Issue (i): Whether the assessment orders were vitiated for breach of natural justice or want of independent application of mind.
Analysis: The assessment record showed issuance of pre-revision notices, receipt of objections, a personal hearing, and recording of the petitioner's representative's statement before the impugned orders were passed. On that basis, the procedural requirement of hearing was satisfied. However, the assessing authority had substantially relied on the Enforcement Wing material and failed to act with the required independence expected of a quasi-judicial authority.
Conclusion: The plea of breach of natural justice failed, but the complaint that the orders were not independently made succeeded.
Issue (ii): Whether the petitioner's restaurant, operating in the same premises as a recognised star hotel, fell within the scope of Section 7(1)(a) of the Tamil Nadu Value Added Tax Act, 2006.
Analysis: Section 7(1)(a) applies to sales of the specified food and beverage items served by star hotels and restaurants attached to such hotels.
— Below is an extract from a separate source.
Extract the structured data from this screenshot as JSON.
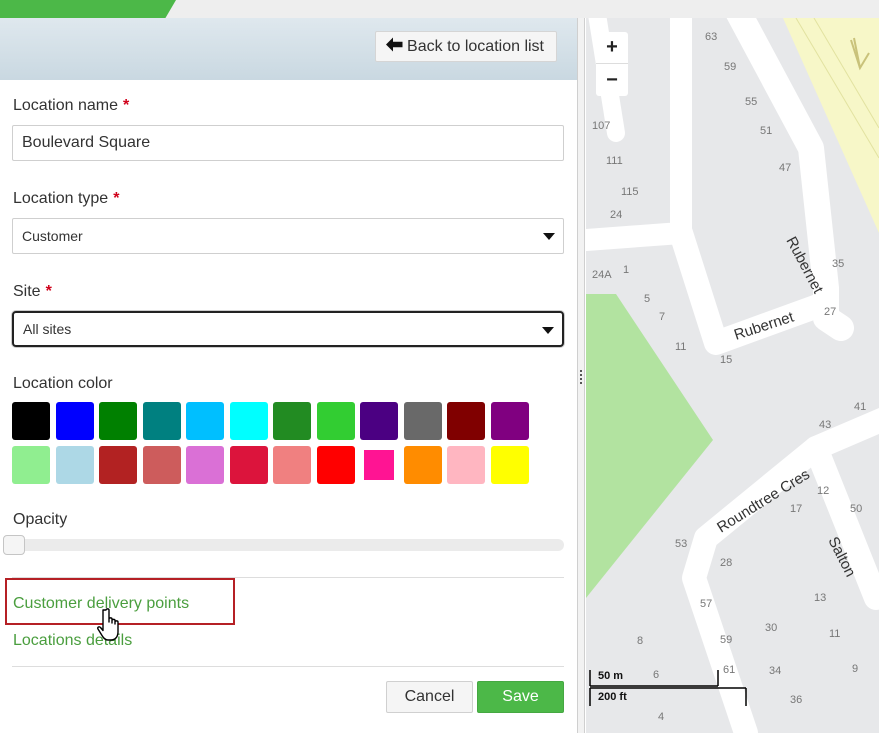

The restaurant was functioning in the very same premises as the star hotel, and the expression "attached to" was understood as connoting a real nexus of location and connection, not mere separate registration. A restaurant situated in the same building as the star hotel was therefore treated as attached to that hotel.
Conclusion: The petitioner's restaurant was held to fall within Section 7(1)(a), against the petitioner.
Issue (iii): Whether the higher rate under Section 7(1)(a) could be applied to the entire turnover and whether interest could be levied from the original assessment year.
Analysis: The higher rate under Section 7(1)(a) was confined to the items specifically mentioned in that provision and could not be extended to the whole turnover. As regards interest, liability could arise only from the date the tax liability was quantified, not from the original assessment year, particularly where the assessee's stand was bona fide. The assessment was also found to have been influenced by the Enforcement Wing report rather than an independent adjudication.
Conclusion: These levies were held unsustainable to the extent they covered the entire turnover and levied interest from the original assessment year.
Final Conclusion: The assessment orders were quashed and the matters were sent back for fresh adjudication in accordance with law, with the legal position clarified on the scope of Section 7(1)(a), the limited reach of the turnover-based levy, and the commencement of interest liability.
Ratio Decidendi: A restaurant operating in the same premises as a recognised star hotel may be treated as a restaurant attached to that hotel under Section 7(1)(a), but the higher rate applies only to the specified items in the provision and an assessing authority must independently decide the matter without merely adopting the Enforcement Wing's view.